Bradley Beal drives to the basket next to Charlotte Hornets forward Miles Bridges on Thursday night.

Nick Wass / AP

If anyone on the Wizards were to make the All-Star Game roster this year, it would have been Bradley Beal. Given his nearly impossible-to-guard offensive play and all-around consistency, many thought it was a foregone conclusion. But when the NBA announced its list of All-Star reserve players on Thursday, Beal’s name wasn’t there.

The Wizards community, Beal’s fiancée, and even opposing players have criticized the league for the snub.

“It’s frustrating … I don’t know one guy that averages [nearly] 30 points a game and doesn’t make the All-Star team,” Wizard’s guard Isaiah Thomas told reporters. Another teammate, Thomas Bryant, told NBC that he was “surprised and upset” by the decision, arguing that Beal should have been a shoe-in.

While players, fans, and media vote on the ten players in the starting lineup, the 14 reserves are selected by the coaches. Beal’s agent, Mark Bartelstein, has pointed fingers at the Eastern Conference coaches, calling them “robotic” in a statement to the Washington Post. The coaches are partial to players on winning teams, he says.

“I think they’ve sent a horrible message,” says Bartelstein, who helped Beal secure a two-year, $72 million extension with the Wizards. “The idea of the all-star game is to reward the very best players and Brad made a decision this summer to be loyal to a franchise … He could’ve made the choice to be a bandwagon jumper and just go on and join a higher-level team and he would’ve been guaranteed in the All-Star game. But he didn’t want to do that.”

Beal wasn’t the only player to be snubbed. Phoenix Suns’ Devin Booker, who has set all kinds of records this season, also missed the cut—and some point to the Suns’ losing record as the reason. With Booker’s five consecutive 30-point games, many players have also criticized that decision.

The Wizard’s 16-31 record also isn’t pretty, but Beal has played like he’s on a Finals-bound team, and his supporters say that should take precedent in deciding who gets an All-Star nod. While the Wizards may be 11th in the conference, Beal is still the sixth-best scorer in the entire league.

Beal had some choice words of his own after the announcement: “I’m a little pissed about it, but I know how I am,” he told NBC Washington after Thursday night’s 121-107 win against the Charlotte Hornets. “I was kind of expecting it, honestly. It’s disrespectful, but the real ones know.”

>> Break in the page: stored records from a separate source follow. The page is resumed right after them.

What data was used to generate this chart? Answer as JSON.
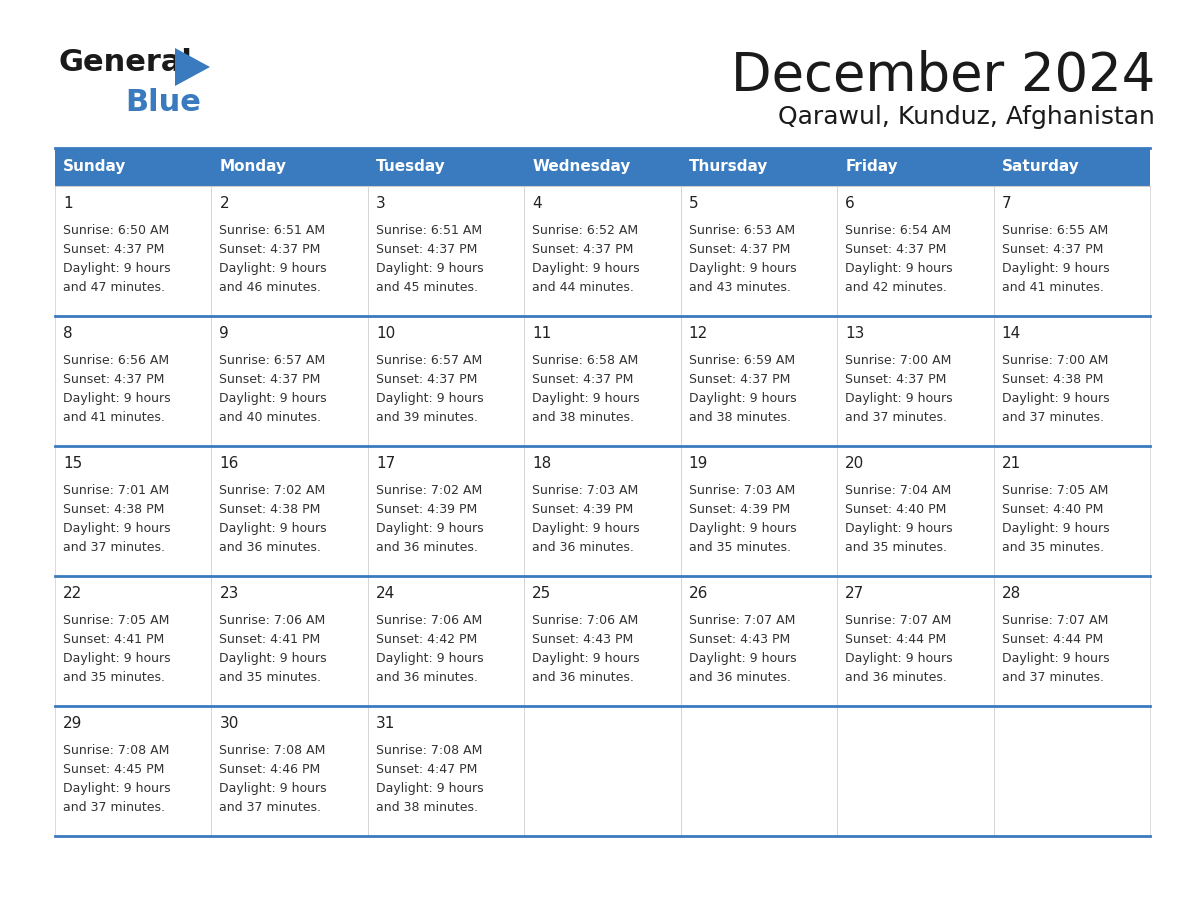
{
  "title": "December 2024",
  "subtitle": "Qarawul, Kunduz, Afghanistan",
  "header_color": "#3a7bbf",
  "header_text_color": "#ffffff",
  "cell_bg_color": "#ffffff",
  "text_color": "#333333",
  "border_color": "#3a7bbf",
  "thin_border_color": "#cccccc",
  "days_of_week": [
    "Sunday",
    "Monday",
    "Tuesday",
    "Wednesday",
    "Thursday",
    "Friday",
    "Saturday"
  ],
  "weeks": [
    [
      {
        "day": 1,
        "sunrise": "6:50 AM",
        "sunset": "4:37 PM",
        "daylight": "9 hours and 47 minutes."
      },
      {
        "day": 2,
        "sunrise": "6:51 AM",
        "sunset": "4:37 PM",
        "daylight": "9 hours and 46 minutes."
      },
      {
        "day": 3,
        "sunrise": "6:51 AM",
        "sunset": "4:37 PM",
        "daylight": "9 hours and 45 minutes."
      },
      {
        "day": 4,
        "sunrise": "6:52 AM",
        "sunset": "4:37 PM",
        "daylight": "9 hours and 44 minutes."
      },
      {
        "day": 5,
        "sunrise": "6:53 AM",
        "sunset": "4:37 PM",
        "daylight": "9 hours and 43 minutes."
      },
      {
        "day": 6,
        "sunrise": "6:54 AM",
        "sunset": "4:37 PM",
        "daylight": "9 hours and 42 minutes."
      },
      {
        "day": 7,
        "sunrise": "6:55 AM",
        "sunset": "4:37 PM",
        "daylight": "9 hours and 41 minutes."
      }
    ],
    [
      {
        "day": 8,
        "sunrise": "6:56 AM",
        "sunset": "4:37 PM",
        "daylight": "9 hours and 41 minutes."
      },
      {
        "day": 9,
        "sunrise": "6:57 AM",
        "sunset": "4:37 PM",
        "daylight": "9 hours and 40 minutes."
      },
      {
        "day": 10,
        "sunrise": "6:57 AM",
        "sunset": "4:37 PM",
        "daylight": "9 hours and 39 minutes."
      },
      {
        "day": 11,
        "sunrise": "6:58 AM",
        "sunset": "4:37 PM",
        "daylight": "9 hours and 38 minutes."
      },
      {
        "day": 12,
        "sunrise": "6:59 AM",
        "sunset": "4:37 PM",
        "daylight": "9 hours and 38 minutes."
      },
      {
        "day": 13,
        "sunrise": "7:00 AM",
        "sunset": "4:37 PM",
        "daylight": "9 hours and 37 minutes."
      },
      {
        "day": 14,
        "sunrise": "7:00 AM",
        "sunset": "4:38 PM",
        "daylight": "9 hours and 37 minutes."
      }
    ],
    [
      {
        "day": 15,
        "sunrise": "7:01 AM",
        "sunset": "4:38 PM",
        "daylight": "9 hours and 37 minutes."
      },
      {
        "day": 16,
        "sunrise": "7:02 AM",
        "sunset": "4:38 PM",
        "daylight": "9 hours and 36 minutes."
      },
      {
        "day": 17,
        "sunrise": "7:02 AM",
        "sunset": "4:39 PM",
        "daylight": "9 hours and 36 minutes."
      },
      {
        "day": 18,
        "sunrise": "7:03 AM",
        "sunset": "4:39 PM",
        "daylight": "9 hours and 36 minutes."
      },
      {
        "day": 19,
        "sunrise": "7:03 AM",
        "sunset": "4:39 PM",
        "daylight": "9 hours and 35 minutes."
      },
      {
        "day": 20,
        "sunrise": "7:04 AM",
        "sunset": "4:40 PM",
        "daylight": "9 hours and 35 minutes."
      },
      {
        "day": 21,
        "sunrise": "7:05 AM",
        "sunset": "4:40 PM",
        "daylight": "9 hours and 35 minutes."
      }
    ],
    [
      {
        "day": 22,
        "sunrise": "7:05 AM",
        "sunset": "4:41 PM",
        "daylight": "9 hours and 35 minutes."
      },
      {
        "day": 23,
        "sunrise": "7:06 AM",
        "sunset": "4:41 PM",
        "daylight": "9 hours and 35 minutes."
      },
      {
        "day": 24,
        "sunrise": "7:06 AM",
        "sunset": "4:42 PM",
        "daylight": "9 hours and 36 minutes."
      },
      {
        "day": 25,
        "sunrise": "7:06 AM",
        "sunset": "4:43 PM",
        "daylight": "9 hours and 36 minutes."
      },
      {
        "day": 26,
        "sunrise": "7:07 AM",
        "sunset": "4:43 PM",
        "daylight": "9 hours and 36 minutes."
      },
      {
        "day": 27,
        "sunrise": "7:07 AM",
        "sunset": "4:44 PM",
        "daylight": "9 hours and 36 minutes."
      },
      {
        "day": 28,
        "sunrise": "7:07 AM",
        "sunset": "4:44 PM",
        "daylight": "9 hours and 37 minutes."
      }
    ],
    [
      {
        "day": 29,
        "sunrise": "7:08 AM",
        "sunset": "4:45 PM",
        "daylight": "9 hours and 37 minutes."
      },
      {
        "day": 30,
        "sunrise": "7:08 AM",
        "sunset": "4:46 PM",
        "daylight": "9 hours and 37 minutes."
      },
      {
        "day": 31,
        "sunrise": "7:08 AM",
        "sunset": "4:47 PM",
        "daylight": "9 hours and 38 minutes."
      },
      null,
      null,
      null,
      null
    ]
  ]
}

Even some of his opponents agreed.

“One of the toughest players to guard,” wrote Hornets forward Miles Bridges, sharing a video of Beal sinking a jumper in front of him. “It’s sick he’s not an All-Star this year.”

Wizards head coach Scott Brooks echoed that sentiment. “He’s an All-Star—he just did not get picked,” Brooks said at press conference. “I mean, the players voted [for] him too, so I look at the players. The players know a lot more about who plays well and who doesn’t play well.”

The All-Star Game, on February 16, will see “Team LeBron” face off against “Team Giannis” in a somewhat-confusing new style of play that incorporates a Kobe Bryant tribute: Teams will have to reach a score 24-points higher than the highest score in the third quarter. (If Team LeBron leads 100-99 after the third quarter, for example, the teams will race to get to 124 points in an un-timed fourth quarter, in honor of Bryant’s #24 jersey).

The starters include the usual cast of Jimmy Butler, Chris Paul, and Russell Westbrook and first-timers Bam Adebayo and Rudy Gobert.

The snub to Beal comes as a blow to the Wizards, too, since the team has had a player selected to the All-Star team every season since 2014. Still, Beal congratulated everyone who did make the team, and said he’s focusing on what’s next. He told reporters on Thursday, “I’m just going to keep competing, and I’m going to try to get my team to the playoffs, for sure. I don’t play for anyone else’s approval.”